When Sagmeister is not studying the works of great psychologists, he’s making lists, and it is these lists that lead Sagmeister to realize his personal correlation between design and happiness. To start, he made a list of every moment that made him happy and then divided it into categories. In more than half of these happy moments, design played a major role. His list ranged from everything from a motorcycle ride through mountains to a Stones meeting in New Jersey. Sagmeister was able to find design in almost all of the moments that made him happy.
Like any good designer, Sagmeister also looks beyond his own work and life to find happiness in design. Three specific examples of design that made Sagmeister happy:
- James Turrell’s “Skyscape” exhibit — Turrell creates a transparent ceiling above a seating area that essentially creates a frame for the sky directly above the viewer.

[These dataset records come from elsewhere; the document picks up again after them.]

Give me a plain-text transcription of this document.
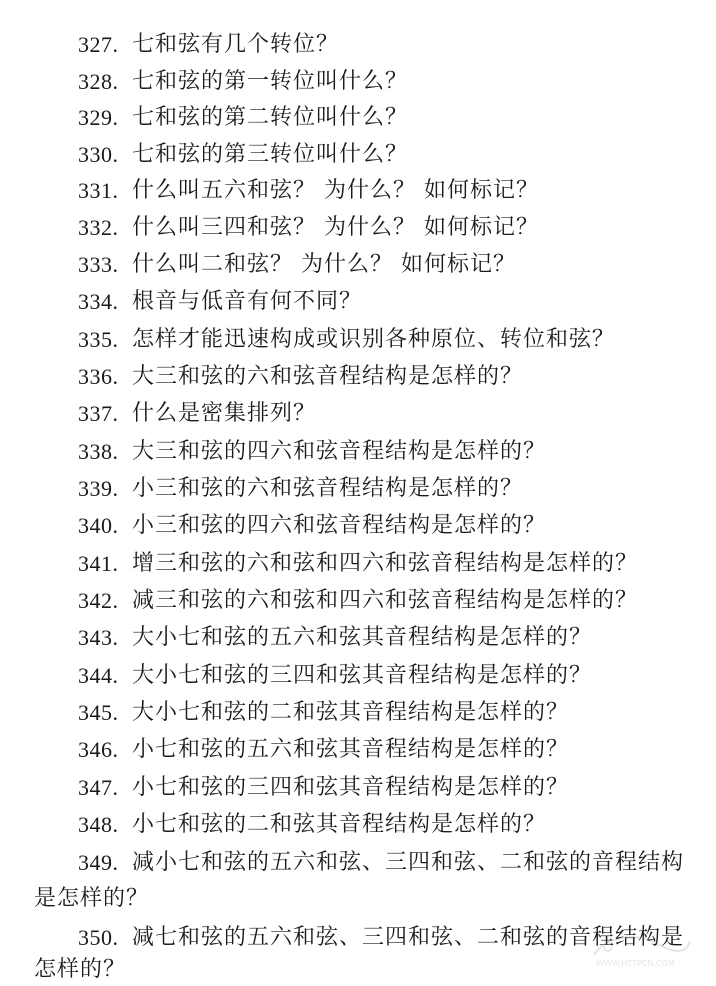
327. 七和弦有几个转位？
328. 七和弦的第一转位叫什么？
329. 七和弦的第二转位叫什么？
330. 七和弦的第三转位叫什么？
331. 什么叫五六和弦？ 为什么？ 如何标记？
332. 什么叫三四和弦？ 为什么？ 如何标记？
333. 什么叫二和弦？ 为什么？ 如何标记？
334. 根音与低音有何不同？
335. 怎样才能迅速构成或识别各种原位、转位和弦？
336. 大三和弦的六和弦音程结构是怎样的？
337. 什么是密集排列？
338. 大三和弦的四六和弦音程结构是怎样的？
339. 小三和弦的六和弦音程结构是怎样的？
340. 小三和弦的四六和弦音程结构是怎样的？
341. 增三和弦的六和弦和四六和弦音程结构是怎样的？
342. 减三和弦的六和弦和四六和弦音程结构是怎样的？
343. 大小七和弦的五六和弦其音程结构是怎样的？
344. 大小七和弦的三四和弦其音程结构是怎样的？
345. 大小七和弦的二和弦其音程结构是怎样的？
346. 小七和弦的五六和弦其音程结构是怎样的？
347. 小七和弦的三四和弦其音程结构是怎样的？
348. 小七和弦的二和弦其音程结构是怎样的？
349. 减小七和弦的五六和弦、三四和弦、二和弦的音程结构
是怎样的？
350. 减七和弦的五六和弦、三四和弦、二和弦的音程结构是
怎样的？	WWW.HTTPCN.COM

Sagmeister’s reaction to the exhibit: “I’ve never seen the sky the same way since.”
- Ji Lee’s “Bubble Project” — Lee placed blank adhesive speech bubbles on corporate advertising throughout New York City. As viewers filled in these speech bubbles, Lee would go back and photograph the results to document the dialogue between the corporations and the public.
- Anish Kapoor’s “The Bean” — The now famous Cloud Gate, or Bean sculpture in Chicago’s Millennium Park, was inspired by liquid mercury and allows the viewer to distort the reflect skyline as they walk around and through the sculpture.
So how can the average person find happiness? Sagmeister suggests we start by “doing more of the things we like to do, and fewer of the things you don’t like.” Here are eight of Sagmeister’s ideas to get you started:
- Thinking about ideas and content freely — and with deadlines far away.
- Working without interruption on a single project.
- Using a wide variety of tools and techniques. (ie. Get off the computer!)
- Traveling to new places.
- Working on projects that matter to you.
- Having things come back from the printer done well.
- Getting feedback from the people who see your work.
- Designing a project that feels partly brand new and partly familiar.